Buy Or Sell: Steelers Finally Have Deep Passing Game On Track

The offseason is inevitably a period of projection and speculation, which makes it the ideal time to ponder the hypotheticals that the Pittsburgh Steelers will face over the course of the next year, whether it is addressing free agency, the draft, performance on the field, or some more ephemeral topic.

That is what I will look to address in our Buy or Sell series. In each installment, I will introduce a topic statement and weigh some of the arguments for either buying it (meaning that you agree with it or expect it to be true) or selling it (meaning you disagree with it or expect it to be false).

The range of topics will be intentionally wide, from the general to the specific, from the immediate to that in the far future. And as we all tend to have an opinion on just about everything, I invite you to share your own each morning on the topic statement of the day.

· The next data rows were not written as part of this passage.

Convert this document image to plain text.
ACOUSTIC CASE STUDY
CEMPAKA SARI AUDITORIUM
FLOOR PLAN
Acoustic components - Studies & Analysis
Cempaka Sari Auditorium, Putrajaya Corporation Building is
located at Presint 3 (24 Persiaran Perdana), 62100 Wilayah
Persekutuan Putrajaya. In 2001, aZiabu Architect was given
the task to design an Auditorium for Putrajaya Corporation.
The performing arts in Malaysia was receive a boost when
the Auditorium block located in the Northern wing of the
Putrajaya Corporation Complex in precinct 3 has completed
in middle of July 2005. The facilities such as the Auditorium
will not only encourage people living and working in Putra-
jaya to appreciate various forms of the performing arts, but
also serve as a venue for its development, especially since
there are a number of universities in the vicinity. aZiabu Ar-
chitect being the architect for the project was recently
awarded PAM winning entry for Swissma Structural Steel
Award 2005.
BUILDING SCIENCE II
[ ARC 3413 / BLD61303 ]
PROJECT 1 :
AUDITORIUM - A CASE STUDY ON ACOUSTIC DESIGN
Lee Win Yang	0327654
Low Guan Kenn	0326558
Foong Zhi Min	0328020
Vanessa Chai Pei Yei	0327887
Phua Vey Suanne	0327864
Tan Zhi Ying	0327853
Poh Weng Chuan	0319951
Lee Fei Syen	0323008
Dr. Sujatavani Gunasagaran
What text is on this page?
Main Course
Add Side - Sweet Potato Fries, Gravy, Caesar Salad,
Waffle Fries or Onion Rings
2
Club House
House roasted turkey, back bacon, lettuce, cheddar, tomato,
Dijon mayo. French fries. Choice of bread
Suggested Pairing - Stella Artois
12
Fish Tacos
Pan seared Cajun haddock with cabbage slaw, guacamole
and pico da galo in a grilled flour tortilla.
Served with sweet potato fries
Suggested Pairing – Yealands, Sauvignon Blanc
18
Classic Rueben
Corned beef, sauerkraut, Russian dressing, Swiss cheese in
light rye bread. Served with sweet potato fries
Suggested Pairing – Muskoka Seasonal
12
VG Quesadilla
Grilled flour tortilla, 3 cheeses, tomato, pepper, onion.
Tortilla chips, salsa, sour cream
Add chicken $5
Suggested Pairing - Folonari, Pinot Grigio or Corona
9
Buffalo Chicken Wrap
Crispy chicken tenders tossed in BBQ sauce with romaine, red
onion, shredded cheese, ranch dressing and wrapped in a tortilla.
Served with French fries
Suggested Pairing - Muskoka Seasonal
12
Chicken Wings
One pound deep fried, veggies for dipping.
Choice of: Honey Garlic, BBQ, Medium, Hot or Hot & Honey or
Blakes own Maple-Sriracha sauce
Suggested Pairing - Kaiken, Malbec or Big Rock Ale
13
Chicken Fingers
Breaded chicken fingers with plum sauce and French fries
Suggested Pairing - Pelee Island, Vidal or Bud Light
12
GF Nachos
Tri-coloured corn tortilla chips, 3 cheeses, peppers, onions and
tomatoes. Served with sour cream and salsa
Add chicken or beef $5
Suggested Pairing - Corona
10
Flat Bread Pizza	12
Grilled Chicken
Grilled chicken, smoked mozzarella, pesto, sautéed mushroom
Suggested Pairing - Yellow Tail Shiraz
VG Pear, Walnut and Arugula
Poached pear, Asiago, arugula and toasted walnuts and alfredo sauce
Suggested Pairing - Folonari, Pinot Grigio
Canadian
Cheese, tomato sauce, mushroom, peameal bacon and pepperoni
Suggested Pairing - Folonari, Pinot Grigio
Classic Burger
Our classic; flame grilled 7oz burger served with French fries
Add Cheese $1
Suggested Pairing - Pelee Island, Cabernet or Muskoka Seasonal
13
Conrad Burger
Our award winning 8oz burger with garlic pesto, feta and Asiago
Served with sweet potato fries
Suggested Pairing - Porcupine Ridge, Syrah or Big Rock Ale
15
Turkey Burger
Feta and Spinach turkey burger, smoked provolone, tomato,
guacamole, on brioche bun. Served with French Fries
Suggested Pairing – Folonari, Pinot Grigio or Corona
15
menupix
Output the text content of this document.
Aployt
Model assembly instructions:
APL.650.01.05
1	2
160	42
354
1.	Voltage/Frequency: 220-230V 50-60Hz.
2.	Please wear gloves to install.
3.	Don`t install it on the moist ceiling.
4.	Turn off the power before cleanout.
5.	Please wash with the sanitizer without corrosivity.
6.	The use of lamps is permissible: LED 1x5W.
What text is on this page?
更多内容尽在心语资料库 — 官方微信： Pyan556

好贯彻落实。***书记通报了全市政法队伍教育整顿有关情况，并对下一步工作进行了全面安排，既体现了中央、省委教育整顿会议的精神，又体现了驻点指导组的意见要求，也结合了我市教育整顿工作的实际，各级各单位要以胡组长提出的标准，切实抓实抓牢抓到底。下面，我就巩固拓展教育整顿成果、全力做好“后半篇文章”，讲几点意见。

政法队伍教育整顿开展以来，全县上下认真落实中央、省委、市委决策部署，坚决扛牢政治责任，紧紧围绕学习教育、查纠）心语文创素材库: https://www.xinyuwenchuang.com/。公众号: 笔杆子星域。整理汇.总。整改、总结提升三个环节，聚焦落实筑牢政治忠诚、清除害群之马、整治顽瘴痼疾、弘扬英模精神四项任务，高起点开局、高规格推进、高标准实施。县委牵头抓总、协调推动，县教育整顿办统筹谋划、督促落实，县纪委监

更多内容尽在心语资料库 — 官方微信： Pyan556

Topic Statement: The Steelers finally have the intermediate and deep passing game back on track.

Explanation: Ben Roethlisberger was terrible throwing down the field against the Cincinnati Bengals. He was great, particularly in the second half, doing it on Sunday against the Indianapolis Colts. The question is now whether or not we’re dealing with recency bias or there has been tangible and reproducible improvement. The reality is that we won’t know for two weeks.


We’re not going to learn much about what the deep passing game will be like in the playoffs from Sunday’s game against the Cleveland Browns, for the simple reason being that Roethlisberger won’t be playing. But he probably would be playing had he not found the deep ball, as the Steelers surely would have lost that game without it, and thus they would have more to play for.

The important point here is that the deep passing game, like the field goal unit, is a process. There are a lot of moving parts, more than on shorter passes, on which it’s easier for things to go wrong. The Steelers made in-game and halftime adjustments, and it worked.

It wasn’t ever just Roethlisberger. Guys were also dropping the ball deep. And now that he’s started to hit on it, it will open up the offense further, making them less predictable, including when they actually take deep shots, which should only lead to more success.


This is just a decent Benny Snell game. Every time it happens, a bunch of people convince themselves that he’s the answer, and then he plays like he usually does, which is not a starter. Roethlisberger’ deep passing game is similar, and one half of a game isn’t going to change that.

Let’s not forget the fact that there were a few passes in the game that could have been intercepted as well. If the defense made those plays, we would be having a much different conversation about Roethlisberger’s performance throwing the ball down the field—more similar to the one we were having after the Bengals game, actually.